Astra Space could face a class-action lawsuit for misleading investors

The Rosen Law Firm has opened an investigation into Astra Space, Inc. [NASDAQ: ASTR] due to allegations that Astra presented misleading material to the public. Astra’s stock price plummeted following the report by market analyst Kerrisdale Capital, a short seller of Astra Space.

Astra Space went public on the NASDAQ on June 30, 2021, and finished its day at $12.90 a share. Valued at $2 billion, Astra Space is working on its launch vehicle to carry payloads up to 500kg to orbit. Following its first successful launch to orbit, the company announced its first launch from Florida. Astra also has plans to build its own satellite constellation in the future. In the meantime, Kerrisdale Capital has published a report entitled “Astra Space Inc (ASTR): Headed For Dis-Astra,” which looks into Astra’s claims and market predictions. From Kerrisdale Capital’s standpoint, Astra faces massive obstacles to becoming a viable business and has nonsense launch projections.

Kerrsidale Capital’s Report

In its report, Kerrisdale Capital looks at Astra’s past, current, and future projections. We’re going to take a look at some executive summaries and break down what we can. It should be noted that I am not a Financial Advisor, and this is not financial advice. We recommend reading this report should you be interested in the full context.

Astra is falling behind its competitors. Multiple industry executives we interviewed, who routinely secure launch services for small satellite manufacturers on a global basis, agree that Astra’s rocket dimensions and payload capacity are well below the “sweet spot” of customer needs.

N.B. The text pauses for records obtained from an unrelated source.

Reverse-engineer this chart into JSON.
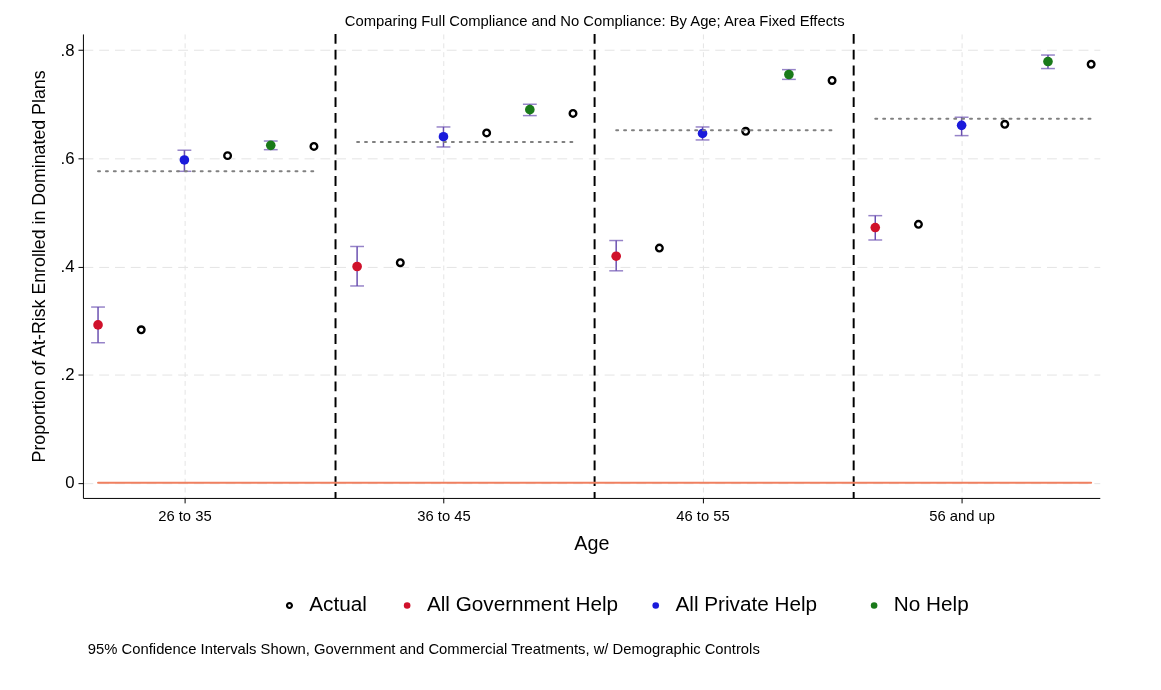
{
  "chart_data": {
    "type": "scatter",
    "title": "Comparing Full Compliance and No Compliance: By Age; Area Fixed Effects",
    "xlabel": "Age",
    "ylabel": "Proportion of At-Risk Enrolled in Dominated Plans",
    "categories": [
      null,
      null,
      "26 to 35",
      null,
      null,
      null,
      null,
      null,
      "36 to 45",
      null,
      null,
      null,
      null,
      null,
      "46 to 55",
      null,
      null,
      null,
      null,
      null,
      "56 and up",
      null,
      null,
      null
    ],
    "ylim": [
      -0.028,
      0.83
    ],
    "yticks": [
      0,
      {
        "value": 0.2,
        "label": ".2"
      },
      {
        "value": 0.4,
        "label": ".4"
      },
      {
        "value": 0.6,
        "label": ".6"
      },
      {
        "value": 0.8,
        "label": ".8"
      }
    ],
    "grid": true,
    "legend": "bottom",
    "marker": "circle",
    "series": [
      {
        "name": "Actual",
        "color": "#000000",
        "values": [
          null,
          0.283,
          null,
          0.605,
          null,
          0.622,
          null,
          0.407,
          null,
          0.647,
          null,
          0.683,
          null,
          0.434,
          null,
          0.65,
          null,
          0.744,
          null,
          0.478,
          null,
          0.663,
          null,
          0.774
        ]
      },
      {
        "name": "All Government Help",
        "color": "#d0112b",
        "values": [
          0.292,
          null,
          null,
          null,
          null,
          null,
          0.4,
          null,
          null,
          null,
          null,
          null,
          0.419,
          null,
          null,
          null,
          null,
          null,
          0.472,
          null,
          null,
          null,
          null,
          null
        ],
        "errors": [
          [
            0.259,
            0.325
          ],
          null,
          null,
          null,
          null,
          null,
          [
            0.364,
            0.437
          ],
          null,
          null,
          null,
          null,
          null,
          [
            0.392,
            0.448
          ],
          null,
          null,
          null,
          null,
          null,
          [
            0.449,
            0.494
          ],
          null,
          null,
          null,
          null,
          null
        ]
      },
      {
        "name": "All Private Help",
        "color": "#1a1adb",
        "values": [
          null,
          null,
          0.597,
          null,
          null,
          null,
          null,
          null,
          0.64,
          null,
          null,
          null,
          null,
          null,
          0.646,
          null,
          null,
          null,
          null,
          null,
          0.661,
          null,
          null,
          null
        ],
        "errors": [
          null,
          null,
          [
            0.576,
            0.615
          ],
          null,
          null,
          null,
          null,
          null,
          [
            0.621,
            0.658
          ],
          null,
          null,
          null,
          null,
          null,
          [
            0.634,
            0.658
          ],
          null,
          null,
          null,
          null,
          null,
          [
            0.642,
            0.676
          ],
          null,
          null,
          null
        ]
      },
      {
        "name": "No Help",
        "color": "#1a7a1a",
        "values": [
          null,
          null,
          null,
          null,
          0.624,
          null,
          null,
          null,
          null,
          null,
          0.69,
          null,
          null,
          null,
          null,
          null,
          0.755,
          null,
          null,
          null,
          null,
          null,
          0.779,
          null
        ],
        "errors": [
          null,
          null,
          null,
          null,
          [
            0.616,
            0.632
          ],
          null,
          null,
          null,
          null,
          null,
          [
            0.679,
            0.7
          ],
          null,
          null,
          null,
          null,
          null,
          [
            0.746,
            0.764
          ],
          null,
          null,
          null,
          null,
          null,
          [
            0.766,
            0.791
          ],
          null
        ]
      },
      {
        "type": "line",
        "marker": "none",
        "color": "#f08060",
        "line_style": "solid",
        "values": [
          0,
          0,
          0,
          0,
          0,
          0,
          0,
          0,
          0,
          0,
          0,
          0,
          0,
          0,
          0,
          0,
          0,
          0,
          0,
          0,
          0,
          0,
          0,
          0
        ]
      },
      {
        "type": "line",
        "marker": "none",
        "color": "#808080",
        "line_style": "dotted",
        "values": [
          0.576,
          0.576,
          0.576,
          0.576,
          0.576,
          0.576,
          null,
          null,
          null,
          null,
          null,
          null,
          null,
          null,
          null,
          null,
          null,
          null,
          null,
          null,
          null,
          null,
          null,
          null
        ]
      },
      {
        "type": "line",
        "marker": "none",
        "color": "#808080",
        "line_style": "dotted",
        "values": [
          null,
          null,
          null,
          null,
          null,
          null,
          0.63,
          0.63,
          0.63,
          0.63,
          0.63,
          0.63,
          null,
          null,
          null,
          null,
          null,
          null,
          null,
          null,
          null,
          null,
          null,
          null
        ]
      },
      {
        "type": "line",
        "marker": "none",
        "color": "#808080",
        "line_style": "dotted",
        "values": [
          null,
          null,
          null,
          null,
          null,
          null,
          null,
          null,
          null,
          null,
          null,
          null,
          0.652,
          0.652,
          0.652,
          0.652,
          0.652,
          0.652,
          null,
          null,
          null,
          null,
          null,
          null
        ]
      },
      {
        "type": "line",
        "marker": "none",
        "color": "#808080",
        "line_style": "dotted",
        "values": [
          null,
          null,
          null,
          null,
          null,
          null,
          null,
          null,
          null,
          null,
          null,
          null,
          null,
          null,
          null,
          null,
          null,
          null,
          0.673,
          0.673,
          0.673,
          0.673,
          0.673,
          0.673
        ]
      }
    ],
    "annotations": [
      "95% Confidence Intervals Shown, Government and Commercial Treatments, w/ Demographic Controls"
    ]
  }
}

Rocket Lab, Relativity, ABL, and Firefly all have plausible plans to produce 1,000kg+ rockets that will be entering the market in the near term; by contrast, Astra aspires to produce a 500kg rocket two years from now. Astra’s attempt to catch up is self-evident. Shortly after its SPAC announcement, Astra publicly disclosed (without any credible technological explanation) an increase in the targeted capacity of its rockets; shortly thereafter, and surely to Astra’s embarrassment, the public learned that Astra had entered into an agreement allowing it limited access to study one of its competitor’s rocket engine IP in exchange for $30m.

The agreement referred in the report is a deal Astra made with Firefly Aerospace. First reported by The Verge, this deal involves Firefly Aerospace giving Astra access to its IP for the Reaver rocket engine. The deal also involved Firefly sending Astra engines to inspect. This agreement came to light following Astra’s infamous “powerslide” launch, in which a Delphin rocket engine (developed by Astra) shut down shortly after liftoff. This launch was aborted early into flight.

Astra LV0006 lifts off, horizontally | Image Credit: Astra/NASASpaceFlight

Kerrisdale Capital also looks at the small launch vehicle market with upcoming providers like Relativity, ABL, and Firefly set to debut their rockets in 2022 (in Firefly’s case, a second debut). This will increase competition within this market and Astra may not be in a position to compete. But the reason for this is may not be expected.

Expect many more failures as Astra ramps up its launch efforts. Astra is playing a risky game. It needs to ramp production and prove reliability of a cheaply built rocket while maintaining access to public markets to fund cash burn. We believe Astra’s reliability goal for its rockets is 80% (which itself is not exactly confidence inspiring). According to a well-informed source, however, at its current stage of development, the rate of Astra’s rockets failing may be as high as 1 in 2. Should Astra encounter even one high-profile failure, considerable damage to Astra’s reputation and development plans seems inevitable.

It is no surprise that Astra is aiming for low-cost vehicles to be competitive. However, these lower costs may mean cutting corners. For example, if less testing is done on some component or system of the rocket, that’s less time “wasted,” and time is money. Astra’s upcoming NASA launch, expected NET January 2022, will be a big test. The company has made orbit once, but can lightning strike twice for the smallsat launcher?

The report essentially boils down to this: Astra has big dreams, but they are likely to remain dreams. And soon, the company will have just been a dream too.

Rosen Law Firm opens investigation

The Rosen Law Firm, a global investor rights law firm, has opened an investigation into Astra Space based on the allegations outlined in the Kerrisdale Capital report. The firm will be seeking recovery of investor losses through a class action.

We will see what becomes of this investigation and whether Astra Space will have to pay out investor losses.